Folha de S. Paulo
Grotesco generalizado em Trump, Milei,
Espriella, Bukele e seus acólitos naturaliza-se
Abre-se assim o portão a candidaturas
antissistema; só que isso é uma astúcia do próprio sistema para se perpetuar
Count Binface ("Conde Cara de Lata de Lixo") é o nome adotado pelo comediante Jon Harvey, candidato ao Parlamento britânico, com ascensão tão meteórica na corrida eleitoral que ameaça a vaga distrital disputada por Nigel Farage, político de destaque da direita. O nome é literal: Harvey catalisa a atenção pública com uma espécie de capacete em forma de lata de lixo, que lhe cobre inteiramente o rosto. Estapafúrdias são também suas propostas: proibir que se coma pipoca nos cinemas, tabelar sorvetes e outras.
Do outro lado do Atlântico Norte, no
Colorado, o pastor pentecostal de direita Victor Marx foi declarado vencedor
nas primárias republicanas para o governo do estado. Comoveu seus pares ao
revelar que matou uma pessoa pela primeira vez aos sete anos de idade por
insistência de um padrasto abusivo e que não tem certeza de quantos assassinou
desde então. Desfia relatos de como penetrou em zonas de guerra para
resgatar cristãos e de como salvou mulheres e adolescentes do
tráfico sexual. Ele se autodefine como um "um alto risco
humanitário".
Guardadas as diferenças de "estilo"
(o britânico segue uma tradição satírica; o americano, a da violência armada),
essas duas figuras são tecnicamente outsiders da política profissional. Seria
temerário, porém, classificá-los como apolíticos, juízo corriqueiro, já que
terminam entrando no jogo convencional e, em geral, na lateral direita.

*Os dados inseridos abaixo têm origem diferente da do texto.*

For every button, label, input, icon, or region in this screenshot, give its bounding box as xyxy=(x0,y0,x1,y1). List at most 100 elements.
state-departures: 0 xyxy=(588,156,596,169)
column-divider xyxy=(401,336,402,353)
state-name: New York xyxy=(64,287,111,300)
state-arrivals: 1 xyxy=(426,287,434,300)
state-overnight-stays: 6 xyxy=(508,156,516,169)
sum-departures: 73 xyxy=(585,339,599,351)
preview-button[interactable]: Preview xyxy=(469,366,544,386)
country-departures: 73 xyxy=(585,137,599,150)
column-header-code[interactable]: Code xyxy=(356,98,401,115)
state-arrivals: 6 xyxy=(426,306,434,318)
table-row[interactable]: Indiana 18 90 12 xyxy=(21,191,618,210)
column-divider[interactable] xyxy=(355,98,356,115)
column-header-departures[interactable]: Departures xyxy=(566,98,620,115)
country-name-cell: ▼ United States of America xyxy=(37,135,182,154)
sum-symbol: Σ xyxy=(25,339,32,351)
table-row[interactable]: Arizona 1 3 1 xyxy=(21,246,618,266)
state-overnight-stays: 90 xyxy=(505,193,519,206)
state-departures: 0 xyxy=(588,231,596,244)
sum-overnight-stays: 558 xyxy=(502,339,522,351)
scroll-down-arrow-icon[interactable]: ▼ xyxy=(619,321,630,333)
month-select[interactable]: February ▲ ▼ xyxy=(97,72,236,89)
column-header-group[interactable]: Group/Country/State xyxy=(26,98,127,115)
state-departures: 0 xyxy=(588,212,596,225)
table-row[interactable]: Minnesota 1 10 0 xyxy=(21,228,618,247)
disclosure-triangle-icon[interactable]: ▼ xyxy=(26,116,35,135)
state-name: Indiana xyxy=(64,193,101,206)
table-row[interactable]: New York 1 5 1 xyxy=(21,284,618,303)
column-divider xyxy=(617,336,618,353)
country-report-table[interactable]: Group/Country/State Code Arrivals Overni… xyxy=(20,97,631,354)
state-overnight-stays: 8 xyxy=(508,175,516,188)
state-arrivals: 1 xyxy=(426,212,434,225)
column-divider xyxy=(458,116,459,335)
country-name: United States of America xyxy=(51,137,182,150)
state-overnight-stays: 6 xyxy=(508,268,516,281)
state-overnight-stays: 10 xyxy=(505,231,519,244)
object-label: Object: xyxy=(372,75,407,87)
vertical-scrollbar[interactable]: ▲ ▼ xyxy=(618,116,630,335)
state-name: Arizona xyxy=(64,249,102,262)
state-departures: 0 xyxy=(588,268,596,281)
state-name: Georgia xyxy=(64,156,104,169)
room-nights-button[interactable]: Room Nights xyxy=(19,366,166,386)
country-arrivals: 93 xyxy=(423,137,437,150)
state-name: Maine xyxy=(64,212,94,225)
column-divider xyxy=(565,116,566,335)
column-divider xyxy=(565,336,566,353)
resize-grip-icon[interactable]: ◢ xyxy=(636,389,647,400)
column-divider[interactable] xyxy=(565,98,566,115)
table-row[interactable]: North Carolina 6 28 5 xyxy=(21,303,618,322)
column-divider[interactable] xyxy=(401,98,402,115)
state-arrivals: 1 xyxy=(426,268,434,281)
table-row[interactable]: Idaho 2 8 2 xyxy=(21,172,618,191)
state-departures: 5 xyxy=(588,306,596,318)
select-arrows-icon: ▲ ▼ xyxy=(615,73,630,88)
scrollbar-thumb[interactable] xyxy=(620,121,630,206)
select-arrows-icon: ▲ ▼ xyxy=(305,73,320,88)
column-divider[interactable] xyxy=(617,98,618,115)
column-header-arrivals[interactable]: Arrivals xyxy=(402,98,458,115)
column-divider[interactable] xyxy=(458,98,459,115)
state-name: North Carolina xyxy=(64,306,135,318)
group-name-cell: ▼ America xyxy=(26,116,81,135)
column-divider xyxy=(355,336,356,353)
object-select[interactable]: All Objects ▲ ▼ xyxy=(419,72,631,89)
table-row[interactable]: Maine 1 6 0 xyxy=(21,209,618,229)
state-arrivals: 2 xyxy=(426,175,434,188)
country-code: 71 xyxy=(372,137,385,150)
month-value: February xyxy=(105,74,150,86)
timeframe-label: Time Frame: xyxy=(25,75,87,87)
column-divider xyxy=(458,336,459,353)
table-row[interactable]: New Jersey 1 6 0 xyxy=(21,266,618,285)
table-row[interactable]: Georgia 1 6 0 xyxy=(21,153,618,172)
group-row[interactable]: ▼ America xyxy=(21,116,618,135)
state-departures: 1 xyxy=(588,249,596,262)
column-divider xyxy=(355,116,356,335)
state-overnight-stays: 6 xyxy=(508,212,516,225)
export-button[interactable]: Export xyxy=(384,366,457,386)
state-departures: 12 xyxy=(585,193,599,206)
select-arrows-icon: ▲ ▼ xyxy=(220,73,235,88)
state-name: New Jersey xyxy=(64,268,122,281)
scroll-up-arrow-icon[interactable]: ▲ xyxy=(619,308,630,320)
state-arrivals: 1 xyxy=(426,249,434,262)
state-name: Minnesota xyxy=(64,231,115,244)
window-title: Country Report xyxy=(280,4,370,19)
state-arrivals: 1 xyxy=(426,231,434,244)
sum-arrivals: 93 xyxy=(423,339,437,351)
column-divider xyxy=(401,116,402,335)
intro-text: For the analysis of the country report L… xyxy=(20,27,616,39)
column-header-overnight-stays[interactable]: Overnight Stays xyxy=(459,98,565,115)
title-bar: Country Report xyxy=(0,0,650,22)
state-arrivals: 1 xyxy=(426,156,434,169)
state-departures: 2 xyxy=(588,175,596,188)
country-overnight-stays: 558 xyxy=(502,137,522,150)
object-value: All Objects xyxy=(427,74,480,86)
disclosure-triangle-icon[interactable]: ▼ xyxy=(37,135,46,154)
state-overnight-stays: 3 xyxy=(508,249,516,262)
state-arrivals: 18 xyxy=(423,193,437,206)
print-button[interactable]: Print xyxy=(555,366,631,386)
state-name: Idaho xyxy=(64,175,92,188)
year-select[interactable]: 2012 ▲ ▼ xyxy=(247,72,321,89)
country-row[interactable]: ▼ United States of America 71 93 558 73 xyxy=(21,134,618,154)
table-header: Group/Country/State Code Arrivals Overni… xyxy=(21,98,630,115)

Vale, por isso, trazer à baila o conceito de
impolítica, destacado em pensadores italianos contemporâneos como Roberto
Esposito e Massimo Cacciari, para designar aquilo que escapa à política
como organização do poder. Em "Impolítica", Esposito
contrapõe-se à ideia de que ela seja caminho absoluto para a construção de uma
sociedade equilibrada, mostrando que há dimensões da vida refratárias à
absorção por instituições ou ideologias.
Em suma, impolítica não designa nenhuma forma
nova de ação política, mas uma perspectiva crítica para o limite de qualquer
grande ou pequena política. É que as democracias parlamentares não distinguem,
no interior da categoria "povo", indivíduos comuns dos poderosos,
pertencentes às frações da classe dominante. Nessa neutralização da
diversidade, desaparece a tensão dos interesses distintos, assim como a
relevância da política. O que dá lugar ao apoliticismo ou ao "nojo da
política", não como falta de convicção em alguma coisa, mas como recusa
consciente da representação parlamentar. O abstencionismo do voto é uma das consequências.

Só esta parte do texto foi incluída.